On Fear
Fear has left the building. I’ve suspected that since the cardiac arrests.
But then the accident happened, and during recovery I felt something again. Riding at night, easing back onto the bike, there was an edge there. Enough that I thought, okay, maybe fear still has a seat at the table.
I don’t think that’s true anymore.
What I felt after the accident wasn’t fear. It was residue. Something physiological. Something my body remembered even if my mind didn’t carry it the same way anymore. A response, not a belief. And I think I confused the two.
Flying back from Columbus, I noticed something.
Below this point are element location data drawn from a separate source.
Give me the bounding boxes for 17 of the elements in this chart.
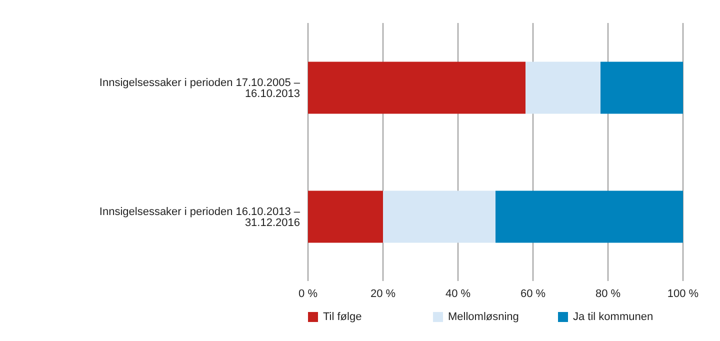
bar: [526, 62, 600, 114]
bar: [308, 62, 526, 114]
legend-label: Ja til kommunen: [573, 311, 654, 323]
x-tick-label: 40 %: [445, 288, 471, 300]
y-tick-label: Innsigelsessaker i perioden 17.10.2005 – 16.10.2013: [99, 76, 301, 100]
bar: [496, 190, 683, 243]
bar: [383, 190, 496, 243]
x-tick-label: 80 %: [595, 288, 621, 300]
y-tick-label: Innsigelsessaker i perioden 16.10.2013 – 31.12.2016: [99, 206, 301, 229]
bar: [308, 190, 383, 243]
x-tick-label: 20 %: [370, 288, 396, 300]
legend-label: Mellomløsning: [448, 311, 519, 323]
x-tick-label: 0 %: [298, 288, 318, 300]
legend-label: Til følge: [323, 311, 362, 323]
x-tick-label: 60 %: [520, 288, 546, 300]
x-tick-label: 100 %: [667, 288, 699, 300]
bar: [600, 62, 683, 114]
Actually, I didn’t notice it at first, and that’s the strange part. It was the absence of something that made it stand out.
Normally, I hate heights. Always have. Anything more than about a foot off the ground and my body lets me know. Butterflies, tightness, that little voice in the back of my head telling me this isn’t right.
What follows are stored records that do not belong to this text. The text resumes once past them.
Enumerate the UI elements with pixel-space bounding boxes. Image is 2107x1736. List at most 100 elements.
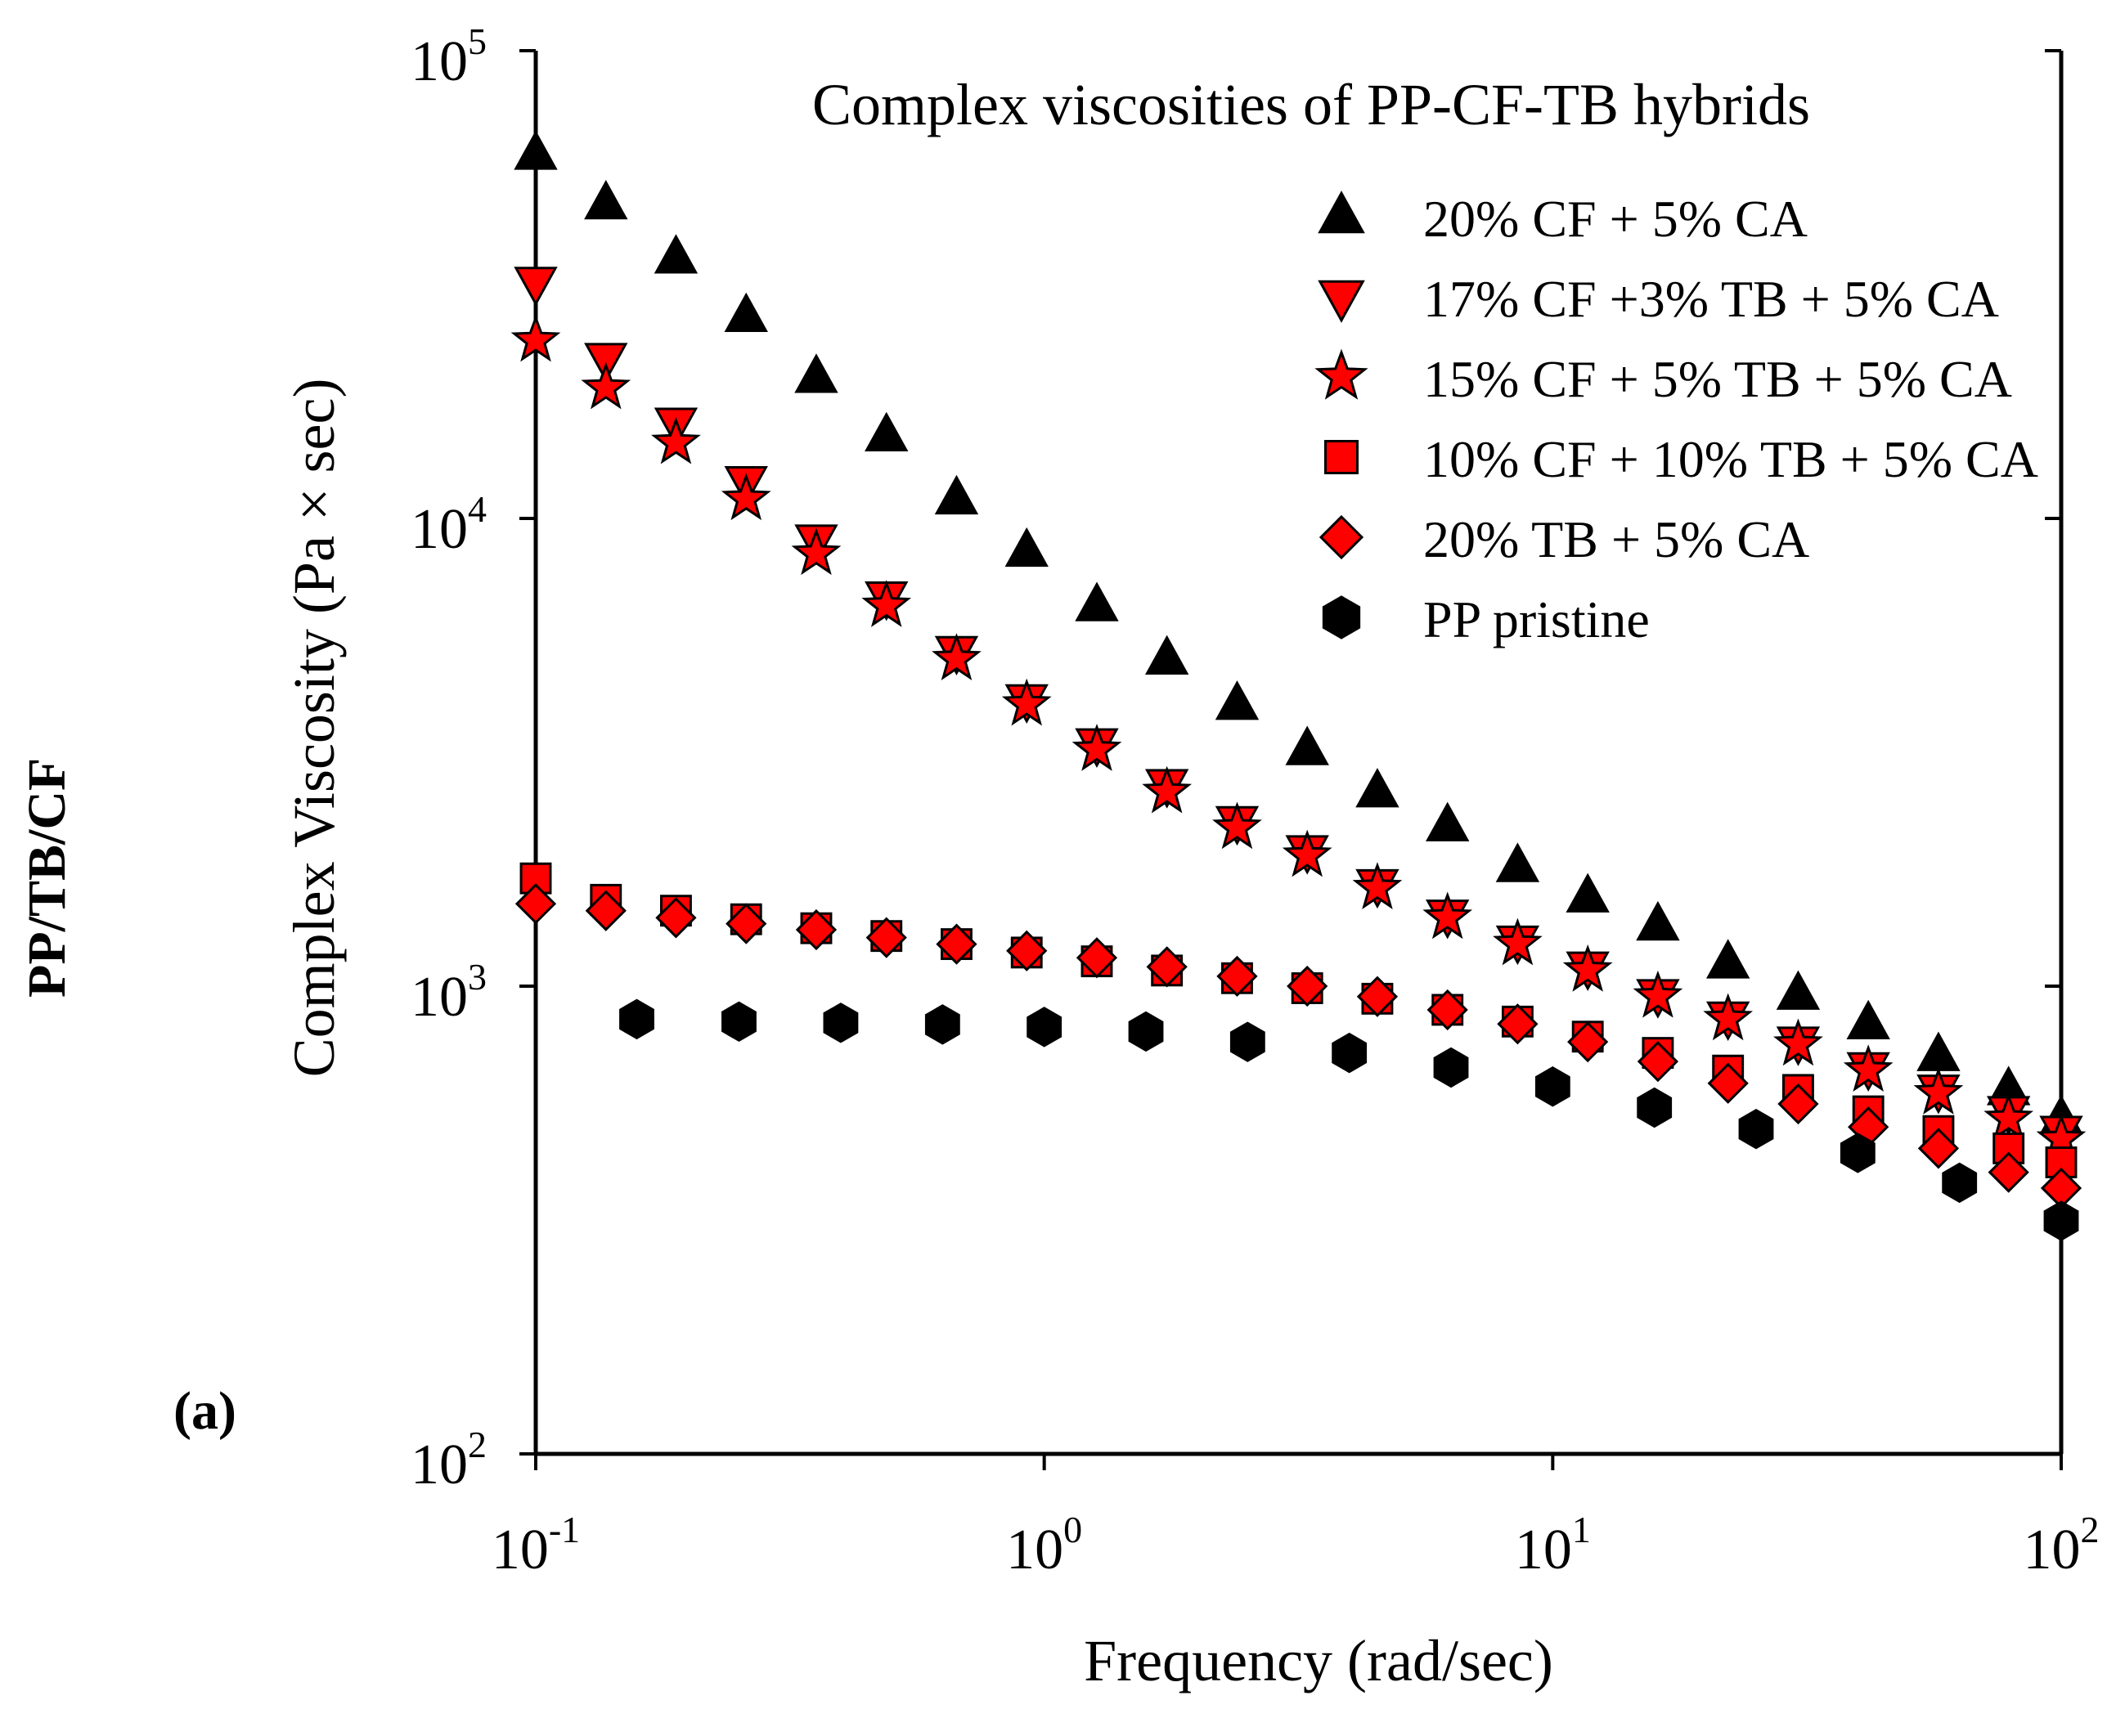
y-axis-label: Complex Viscosity (Pa × sec): [281, 379, 347, 1078]
data-point: [1637, 1087, 1673, 1128]
y-tick-label: 105: [411, 20, 487, 93]
x-axis-label: Frequency (rad/sec): [1084, 1628, 1553, 1693]
panel-label: (a): [173, 1381, 236, 1441]
data-point: [1075, 581, 1119, 621]
data-point: [721, 473, 771, 521]
data-point: [1426, 801, 1470, 841]
data-point: [1287, 965, 1328, 1007]
data-point: [1216, 955, 1258, 998]
data-point: [1027, 1007, 1062, 1047]
data-point: [514, 883, 557, 925]
data-point: [865, 917, 907, 958]
data-point: [2043, 1200, 2079, 1241]
tick-labels: 102 103 104 105 10-1 100 101 102: [411, 20, 2100, 1581]
data-point: [1282, 829, 1332, 877]
data-point: [924, 1004, 960, 1045]
data-point: [721, 1001, 757, 1043]
data-point: [1493, 917, 1543, 966]
y-tick-label: 104: [411, 488, 487, 561]
data-point: [585, 890, 627, 931]
data-point: [795, 908, 838, 951]
data-point: [823, 1003, 859, 1043]
data-point: [1566, 872, 1610, 913]
data-point: [1846, 999, 1890, 1040]
data-point: [1913, 1067, 1964, 1115]
x-tick-label: 101: [1515, 1509, 1591, 1581]
data-point: [584, 180, 628, 220]
data-point: [1707, 1062, 1749, 1104]
series-4: [514, 883, 2082, 1209]
side-title: PP/TB/CF: [17, 757, 77, 998]
data-point: [1773, 1018, 1823, 1066]
data-point: [1285, 725, 1329, 765]
legend-marker: [1318, 191, 1365, 234]
legend-label: PP pristine: [1423, 590, 1650, 648]
data-point: [514, 130, 558, 170]
data-point: [791, 527, 842, 576]
data-point: [1352, 862, 1403, 909]
data-point: [1636, 900, 1680, 941]
data-point: [1776, 970, 1821, 1010]
data-point: [1433, 1047, 1469, 1088]
data-point: [936, 923, 977, 965]
legend-marker: [1319, 514, 1364, 560]
x-tick-label: 100: [1006, 1509, 1082, 1581]
data-point: [1703, 993, 1754, 1041]
legend-label: 20% TB + 5% CA: [1423, 510, 1809, 568]
data-point: [581, 361, 631, 410]
data-point: [1146, 946, 1188, 988]
data-point: [865, 411, 909, 452]
data-point: [514, 267, 558, 307]
data-markers: [510, 130, 2087, 1241]
data-point: [1495, 842, 1540, 882]
chart-title: Complex viscosities of PP-CF-TB hybrids: [812, 72, 1810, 137]
data-point: [1212, 801, 1262, 850]
legend-label: 17% CF +3% TB + 5% CA: [1423, 270, 1999, 328]
data-point: [724, 292, 768, 333]
data-point: [1426, 989, 1468, 1031]
data-point: [654, 234, 699, 274]
legend-marker: [1324, 440, 1359, 474]
data-point: [1229, 1021, 1265, 1062]
data-point: [1076, 937, 1118, 979]
data-point: [1144, 635, 1189, 675]
data-point: [1128, 1011, 1164, 1052]
legend-label: 10% CF + 10% TB + 5% CA: [1423, 430, 2038, 488]
data-point: [1777, 1083, 1819, 1125]
data-point: [1004, 527, 1049, 567]
data-point: [510, 314, 561, 362]
legend: 20% CF + 5% CA 17% CF +3% TB + 5% CA 15% C…: [1314, 190, 2038, 648]
data-point: [651, 416, 701, 464]
data-point: [726, 903, 767, 944]
data-point: [1356, 976, 1399, 1017]
data-point: [1983, 1092, 2034, 1141]
legend-label: 20% CF + 5% CA: [1423, 190, 1808, 248]
data-point: [1705, 939, 1750, 979]
data-point: [1840, 1133, 1876, 1173]
tick-marks: [519, 49, 2063, 1470]
data-point: [794, 353, 838, 393]
data-point: [1633, 970, 1683, 1018]
data-point: [1142, 765, 1193, 814]
data-point: [1534, 1066, 1570, 1107]
data-point: [1071, 724, 1122, 771]
series-5: [619, 998, 2079, 1241]
legend-marker: [1318, 280, 1365, 323]
data-point: [861, 580, 912, 627]
data-point: [932, 633, 982, 681]
series-2: [510, 314, 2087, 1161]
data-point: [655, 897, 697, 939]
data-point: [934, 474, 979, 515]
data-point: [1988, 1151, 2029, 1193]
data-point: [1355, 768, 1399, 808]
data-point: [619, 998, 654, 1040]
data-point: [1917, 1128, 1960, 1169]
x-tick-label: 10-1: [492, 1509, 580, 1581]
data-point: [1738, 1108, 1774, 1150]
data-point: [1497, 1003, 1539, 1045]
legend-marker: [1322, 595, 1361, 639]
y-tick-label: 102: [411, 1424, 487, 1496]
legend-label: 15% CF + 5% TB + 5% CA: [1423, 350, 2012, 408]
y-tick-label: 103: [411, 956, 487, 1029]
Except this time? Nothing. No queasiness. No tension. No edge.
Takeoff came and went. I looked out the window. Watched the ground fall away. Nothing.
At one point I caught myself thinking about the possibility of a crash. And I laughed.
Not a nervous laugh. A real one. The kind where you’re actually amused by your own thoughts. Wondering what people would say about the last few years of my life if it all ended in a plane crash. The story. The irony of it.
But the crash itself? Didn’t scare me.
Now, I’m not claiming I’ve solved fear. I’m not saying one flight rewrites everything. But the data point is hard to ignore. Something changed.
Maybe dying stripped something out of me that I didn’t even realize was optional. Maybe what I used to call fear was just habit. Conditioning. A learned response that kept replaying itself long after it stopped serving any real purpose.
Because here’s the truth: fear keeps people small. It keeps them quiet. Keeps them safe. Keeps them stuck.
How many people go to their grave carrying regret over something they never did? Something they wanted. Something they knew they should have chased.
And why didn’t they?
Fear.
Fear of rejection. Fear of failure. Fear of being seen. Fear of being broke. Fear of being wrong. Fear of everything.
Post-death me doesn’t have much patience for that anymore. I’ve spent too much time on the other side of the line to give fear the kind of authority it used to have.
That doesn’t mean I don’t feel things. It means I don’t listen to them the same way. I walk through it.
Or at least, I thought I was walking through fear. Now I’m starting to wonder if I was just walking through the echo of it.
Fear debilitates. And if I could encourage anyone to do one thing, it would be this: Stop giving it a seat at the table. Let it ride in the back if it has to come along. But don’t let it drive.
Because more often than not… it’s not even real anymore.